Abstract The successful implementation of photothermal therapy (PTT) in cancer treatment hinges on the development of highly effective photothermal agents (PTAs). Boron dipyrromethene (BODIPY) dyes, being well known for their high brightness and quantum efficiencies, are the antithesis of PTAs.
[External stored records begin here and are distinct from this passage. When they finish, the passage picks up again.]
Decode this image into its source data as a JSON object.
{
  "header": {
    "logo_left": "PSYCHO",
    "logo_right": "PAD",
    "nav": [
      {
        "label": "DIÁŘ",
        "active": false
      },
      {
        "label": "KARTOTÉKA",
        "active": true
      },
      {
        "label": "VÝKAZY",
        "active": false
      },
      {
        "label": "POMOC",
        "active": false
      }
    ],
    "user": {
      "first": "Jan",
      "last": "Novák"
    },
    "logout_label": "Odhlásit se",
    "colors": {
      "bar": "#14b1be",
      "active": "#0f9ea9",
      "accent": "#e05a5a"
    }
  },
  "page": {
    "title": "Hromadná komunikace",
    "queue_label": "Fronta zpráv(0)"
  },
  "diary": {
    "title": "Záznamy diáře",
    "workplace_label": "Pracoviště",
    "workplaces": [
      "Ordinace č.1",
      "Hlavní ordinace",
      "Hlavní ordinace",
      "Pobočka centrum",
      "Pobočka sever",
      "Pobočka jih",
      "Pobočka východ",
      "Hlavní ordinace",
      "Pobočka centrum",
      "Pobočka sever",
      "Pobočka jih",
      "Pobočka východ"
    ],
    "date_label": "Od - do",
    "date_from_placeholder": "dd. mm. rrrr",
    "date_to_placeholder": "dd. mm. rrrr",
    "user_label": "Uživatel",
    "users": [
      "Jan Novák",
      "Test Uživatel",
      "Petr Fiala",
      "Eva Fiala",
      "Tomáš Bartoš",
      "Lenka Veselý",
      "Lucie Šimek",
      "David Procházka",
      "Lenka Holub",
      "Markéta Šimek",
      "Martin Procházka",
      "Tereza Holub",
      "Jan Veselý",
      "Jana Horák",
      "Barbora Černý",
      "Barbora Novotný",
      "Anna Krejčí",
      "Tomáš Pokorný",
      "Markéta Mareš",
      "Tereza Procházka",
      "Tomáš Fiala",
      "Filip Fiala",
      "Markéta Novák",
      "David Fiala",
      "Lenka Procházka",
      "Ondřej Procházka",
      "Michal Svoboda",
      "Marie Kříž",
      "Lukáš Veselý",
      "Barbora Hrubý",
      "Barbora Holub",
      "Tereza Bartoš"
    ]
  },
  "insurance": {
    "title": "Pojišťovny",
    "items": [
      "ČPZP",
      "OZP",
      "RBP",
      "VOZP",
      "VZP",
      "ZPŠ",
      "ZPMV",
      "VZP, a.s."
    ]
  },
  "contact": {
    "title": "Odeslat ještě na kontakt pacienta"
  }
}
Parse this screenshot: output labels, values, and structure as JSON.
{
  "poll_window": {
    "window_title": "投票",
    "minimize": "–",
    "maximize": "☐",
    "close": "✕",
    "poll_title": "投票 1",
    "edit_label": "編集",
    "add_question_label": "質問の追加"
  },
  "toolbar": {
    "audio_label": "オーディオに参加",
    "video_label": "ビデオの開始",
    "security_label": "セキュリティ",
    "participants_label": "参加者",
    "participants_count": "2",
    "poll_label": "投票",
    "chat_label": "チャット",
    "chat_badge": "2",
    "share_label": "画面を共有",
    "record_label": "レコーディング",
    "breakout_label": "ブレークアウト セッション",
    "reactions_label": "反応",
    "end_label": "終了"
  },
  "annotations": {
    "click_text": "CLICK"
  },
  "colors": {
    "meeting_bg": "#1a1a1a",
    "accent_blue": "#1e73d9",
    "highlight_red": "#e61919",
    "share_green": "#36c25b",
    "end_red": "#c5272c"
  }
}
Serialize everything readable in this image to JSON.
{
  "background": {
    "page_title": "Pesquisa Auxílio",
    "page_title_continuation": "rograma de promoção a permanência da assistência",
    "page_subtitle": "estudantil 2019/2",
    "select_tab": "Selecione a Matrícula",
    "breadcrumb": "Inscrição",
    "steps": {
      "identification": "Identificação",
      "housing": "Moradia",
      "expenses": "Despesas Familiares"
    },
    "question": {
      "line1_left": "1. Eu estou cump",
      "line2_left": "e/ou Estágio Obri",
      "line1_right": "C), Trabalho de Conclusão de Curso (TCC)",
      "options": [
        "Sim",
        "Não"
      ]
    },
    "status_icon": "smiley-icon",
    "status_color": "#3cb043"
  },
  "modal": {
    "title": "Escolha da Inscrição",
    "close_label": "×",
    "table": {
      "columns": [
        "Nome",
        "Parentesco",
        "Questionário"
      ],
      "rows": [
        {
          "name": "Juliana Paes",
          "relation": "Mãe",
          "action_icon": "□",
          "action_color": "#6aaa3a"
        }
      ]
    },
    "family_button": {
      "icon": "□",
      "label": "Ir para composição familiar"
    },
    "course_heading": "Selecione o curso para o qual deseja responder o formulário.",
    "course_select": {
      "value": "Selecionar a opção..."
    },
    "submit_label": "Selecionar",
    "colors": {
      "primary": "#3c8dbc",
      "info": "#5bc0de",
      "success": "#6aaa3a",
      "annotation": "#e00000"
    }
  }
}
Nonetheless, a systematic exploration of the photophysics and photothermal characteristics of a series of π‐extended BODIPY dyes with high absorptivity in the near‐infrared (NIR) region has achieved superior photothermal conversion efficiencies (>90%), in both monomeric state and nanoparticles after encapsulation in a biocompatible polyethyleneglycol 1,2‐distearoyl‐ sn ‐glycero‐3‐phosphoethanolamine‐N‐[methoxy‐(polyethylene glycol)‐2000]. Optimal PTA candidates combine strong NIR absorption provided by extended donor–acceptor conjugation and an optimization of the electronic and steric effects of meso ‐substituents to maximize photothermal conversion performance. The PTT‐optimized meso ‐CF 3 ‐BODIPY, T CF 3 P En exhibits exceptional efficacy in inducing cancer cell apoptosis and in vivo tumor ablation using low‐power NIR laser irradiation (0.3 W cm −2 , 808 nm) as well as excellent biological safety, underscoring its potential for advancing light‐induced cancer therapies.